ZoomInfo is telling all of them:
“We consider this workflow — guided crawling + feature matrices + engagement recommendations — ours.”
That might work in court. It might even, in some form, be right.
But if the market hears:
“We’re going to war to defend the old scrape-and-score paradigm,”
and, at the same time, sees regulators tightening around that paradigm, it could push the most interesting builders and the most sophisticated buyers somewhere else entirely:
- Toward more custom, model-driven approaches built on their own data.
- Toward smaller, more specialized signal providers whose differentiation isn’t quantity but relevance.

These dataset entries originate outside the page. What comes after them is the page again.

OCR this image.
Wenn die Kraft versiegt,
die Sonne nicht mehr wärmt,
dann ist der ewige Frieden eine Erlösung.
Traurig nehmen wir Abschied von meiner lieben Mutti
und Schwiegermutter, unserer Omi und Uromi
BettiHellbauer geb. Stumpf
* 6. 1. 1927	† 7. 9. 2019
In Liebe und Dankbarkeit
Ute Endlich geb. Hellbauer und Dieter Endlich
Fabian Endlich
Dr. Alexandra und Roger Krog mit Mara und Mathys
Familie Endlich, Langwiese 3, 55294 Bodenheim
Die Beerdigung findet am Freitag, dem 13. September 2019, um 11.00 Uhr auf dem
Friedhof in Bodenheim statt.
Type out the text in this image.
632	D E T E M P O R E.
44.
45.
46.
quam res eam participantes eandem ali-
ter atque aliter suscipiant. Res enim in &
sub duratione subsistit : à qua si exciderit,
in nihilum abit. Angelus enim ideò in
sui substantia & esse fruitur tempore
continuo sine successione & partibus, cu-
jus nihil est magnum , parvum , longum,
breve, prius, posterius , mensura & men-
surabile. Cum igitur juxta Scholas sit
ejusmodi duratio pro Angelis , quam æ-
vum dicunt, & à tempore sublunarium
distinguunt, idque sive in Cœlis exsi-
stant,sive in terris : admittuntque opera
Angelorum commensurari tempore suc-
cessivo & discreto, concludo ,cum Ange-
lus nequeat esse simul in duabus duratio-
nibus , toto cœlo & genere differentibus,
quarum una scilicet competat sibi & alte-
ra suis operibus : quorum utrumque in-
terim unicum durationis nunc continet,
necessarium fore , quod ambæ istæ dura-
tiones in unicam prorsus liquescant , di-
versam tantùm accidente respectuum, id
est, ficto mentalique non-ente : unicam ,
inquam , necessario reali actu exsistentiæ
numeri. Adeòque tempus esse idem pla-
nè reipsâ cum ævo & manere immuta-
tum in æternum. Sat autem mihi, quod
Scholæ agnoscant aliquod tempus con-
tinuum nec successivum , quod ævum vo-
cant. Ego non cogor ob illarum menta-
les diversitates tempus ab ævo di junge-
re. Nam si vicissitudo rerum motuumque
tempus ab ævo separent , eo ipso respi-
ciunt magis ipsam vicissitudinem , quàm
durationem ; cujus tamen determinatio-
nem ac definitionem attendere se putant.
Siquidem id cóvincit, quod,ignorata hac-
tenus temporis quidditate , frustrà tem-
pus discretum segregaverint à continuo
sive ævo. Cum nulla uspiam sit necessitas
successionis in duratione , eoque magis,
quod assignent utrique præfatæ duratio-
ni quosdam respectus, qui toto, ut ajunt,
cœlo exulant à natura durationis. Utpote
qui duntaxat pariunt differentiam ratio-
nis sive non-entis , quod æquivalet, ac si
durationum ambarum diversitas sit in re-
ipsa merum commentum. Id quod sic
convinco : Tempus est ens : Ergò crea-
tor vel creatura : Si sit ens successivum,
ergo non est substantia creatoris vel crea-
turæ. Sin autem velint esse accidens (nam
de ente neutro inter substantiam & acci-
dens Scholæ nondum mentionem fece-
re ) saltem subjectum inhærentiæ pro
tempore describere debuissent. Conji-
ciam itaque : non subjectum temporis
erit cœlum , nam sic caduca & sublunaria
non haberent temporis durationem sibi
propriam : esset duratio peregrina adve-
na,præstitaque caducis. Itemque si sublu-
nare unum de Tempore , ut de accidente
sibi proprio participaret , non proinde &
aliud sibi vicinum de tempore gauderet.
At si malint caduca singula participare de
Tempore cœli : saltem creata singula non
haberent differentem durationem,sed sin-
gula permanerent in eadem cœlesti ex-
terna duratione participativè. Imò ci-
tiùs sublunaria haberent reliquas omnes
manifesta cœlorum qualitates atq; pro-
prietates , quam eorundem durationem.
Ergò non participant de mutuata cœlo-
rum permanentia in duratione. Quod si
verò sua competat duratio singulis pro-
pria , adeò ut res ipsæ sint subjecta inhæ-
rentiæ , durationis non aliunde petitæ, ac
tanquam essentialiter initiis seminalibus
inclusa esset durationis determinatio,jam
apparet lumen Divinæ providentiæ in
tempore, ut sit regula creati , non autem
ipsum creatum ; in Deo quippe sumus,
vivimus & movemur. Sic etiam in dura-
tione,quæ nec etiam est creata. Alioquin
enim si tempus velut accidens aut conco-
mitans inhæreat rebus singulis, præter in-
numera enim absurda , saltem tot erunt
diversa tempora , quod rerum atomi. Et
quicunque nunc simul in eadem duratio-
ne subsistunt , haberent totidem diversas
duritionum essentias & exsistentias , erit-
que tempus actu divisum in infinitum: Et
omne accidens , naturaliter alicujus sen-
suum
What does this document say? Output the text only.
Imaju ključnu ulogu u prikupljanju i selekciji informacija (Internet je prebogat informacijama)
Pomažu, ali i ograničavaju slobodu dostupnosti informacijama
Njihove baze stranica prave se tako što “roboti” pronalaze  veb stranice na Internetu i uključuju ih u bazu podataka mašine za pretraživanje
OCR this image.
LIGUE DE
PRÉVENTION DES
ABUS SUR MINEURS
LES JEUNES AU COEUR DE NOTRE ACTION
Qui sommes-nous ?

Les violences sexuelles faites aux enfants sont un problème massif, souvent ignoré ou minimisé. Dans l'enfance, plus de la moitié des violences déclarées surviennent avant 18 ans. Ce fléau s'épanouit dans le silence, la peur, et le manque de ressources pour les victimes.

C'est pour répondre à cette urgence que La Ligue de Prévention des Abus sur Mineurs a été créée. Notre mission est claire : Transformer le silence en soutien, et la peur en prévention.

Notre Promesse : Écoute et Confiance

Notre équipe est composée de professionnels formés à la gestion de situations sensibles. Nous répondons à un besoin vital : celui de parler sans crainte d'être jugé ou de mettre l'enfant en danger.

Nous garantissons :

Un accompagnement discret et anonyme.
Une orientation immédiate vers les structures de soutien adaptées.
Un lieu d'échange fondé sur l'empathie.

- Toward architectures where data partners are interchangeable pipes into a proprietary intelligence layer, not the intelligence layer itself.
In other words, ZoomInfo might win the right to tax a shrinking slice of the value chain.
The ending we don’t see yet
We don’t know how this case ends.
- A jury could find the patents invalid.
- Apollo could design around the claims and move on.
- The parties could settle quietly, with a license, a press release about “partnership,” and a few redacted pages everyone pretends not to read too closely.
But the effect on how serious GTM teams think should be clearer already:
- Patent risk is no longer abstract. It’s part of your buying criteria.
- Scraping and scoring, by itself, is no longer a stable foundation.
- The future of B2B data will belong less to whoever owns the biggest static lake, and more to whoever can turn custom signals, consented data, and adaptable models into something GTM teams can actually trust.
ZoomInfo has gone to the mattresses to defend one version of that future. Apollo is fighting to keep building another.
The smart move, if you’re on the buying side, is not to pick a side in that war — it’s to build a GTM system that doesn’t care who wins.